Gli uomini di mare sanno che quella distesa infinita d’acqua può trasformarsi in una tempesta mortale, ne conoscono i pericoli sin dai primi approcci, imparano a rispettarlo, a temerlo, a studiarne le previsioni meteorologiche. Intervengono sempre con prudenza, conoscendo i limiti e i pericoli dell’intervento, che è ciò che distingue un professionista da un dilettante. Ma i guardiacoste hanno anche il senso della loro missione.
Questo guardiacoste quarantenne ieri non ha esitato un solo istante, di fronte a due ragazzi in preda ad onde alte nove metri, a togliersi gli abiti e a gettarsi in mare per salvarli. Perché la sua missione andava addirittura al di là della sua professionalità, da tutti riconosciuta. Togliersi la divisa, tuffarsi in mare e andare a prendere quei due ragazzini. Un imperativo della coscienza. Ed è quello che fa di un uomo un eroe. Sarà la magistratura a fare luce su una vicenda su cui ci sono molti punti oscuri e che fa trasparire l’inadeguatezza di quell’operazione di salvataggio. Il cognato della vittima, che è capo dei vigili urbani di Venetico, la città dell’eroe di mare Aurelio, ha parlato di responsabilità molto gravi sulle modalità di intervento e sulla mancanza totale di mezzi adeguati.

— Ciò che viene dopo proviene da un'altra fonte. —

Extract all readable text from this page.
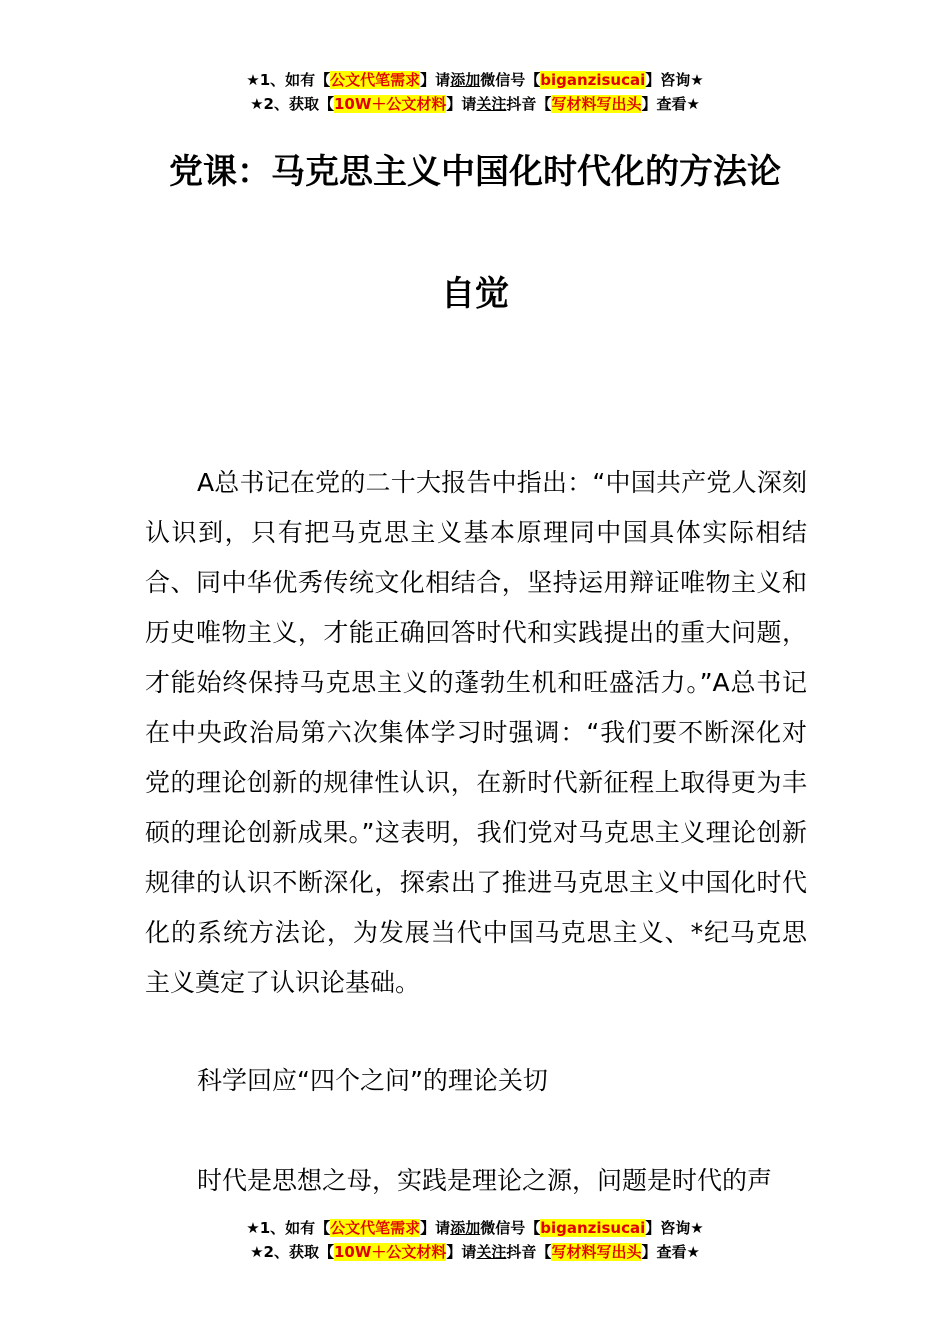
★1、如有【公文代笔需求】请添加微信号【biganzisucai】咨询★
★2、获取【10W＋公文材料】请关注抖音【写材料写出头】查看★
党课：马克思主义中国化时代化的方法论
自觉
A总书记在党的二十大报告中指出：“中国共产党人深刻认识到，只有把马克思主义基本原理同中国具体实际相结合、同中华优秀传统文化相结合，坚持运用辩证唯物主义和历史唯物主义，才能正确回答时代和实践提出的重大问题，才能始终保持马克思主义的蓬勃生机和旺盛活力。”A总书记在中央政治局第六次集体学习时强调：“我们要不断深化对党的理论创新的规律性认识，在新时代新征程上取得更为丰硕的理论创新成果。”这表明，我们党对马克思主义理论创新规律的认识不断深化，探索出了推进马克思主义中国化时代化的系统方法论，为发展当代中国马克思主义、*纪马克思主义奠定了认识论基础。
科学回应“四个之问”的理论关切
时代是思想之母，实践是理论之源，问题是时代的声
★1、如有【公文代笔需求】请添加微信号【biganzisucai】咨询★
★2、获取【10W＋公文材料】请关注抖音【写材料写出头】查看★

Secondo il suo resoconto, alla motovedetta sulla quale viaggiava Visalli non era stato consentito di intervenire per le condizioni proibitive del mare, ma gli sarebbe stato permesso in un secondo tempo dalla spiaggia. Ma non c’erano giubbotti di salvataggio, corde, mute, galleggianti, insomma tutto ciò che permette un recupero in mare in sicurezza. In questi casi ci si getta in acqua muniti di un sistema di corde tale da poter essere recuperato dai colleghi in caso di pericolo. Ma Aurelio e i suoi colleghi non avevano nulla di tutto questo. Il che non gli ha impedito di spogliarsi e di gettarsi in mare tra i flutti. Con un coraggio che ha dell’incredibile. Il secondo capo Visalli è stato colpito da un’onda e ha perso i sensi. A recuperare il suo corpo senza vita, ore dopo, è stata la sua stessa motovedetta.
Venetico piange il suo eroe, piange quel signore simpatico e cordiale, che in paese definiscono addirittura carismatico. Ma il suo sacrificio rappresenta il sacrificio quotidiano e silente degli uomini della Guardia Costiera, gente che con uno stipendio di poco più di mille euro al mese si prodigano per recuperare vite e fare onore al codice del mare, che impone di salvare chiunque faccia naufragio. Per loro salvare vite è un dovere della coscienza. Gli uomini che in questi anni così tragici e turbolenti hanno salvato centinaia di migliaia di profughi che tentano la fortuna traversando il Mediterraneo. Pronti ad affrontare il mare forza nove. Pronti a spogliarsi e tuffarsi senza nemmeno i mezzi adeguati, come ha fatto Aurelio. Mettendo il coraggio e il dovere di fronte alla paura.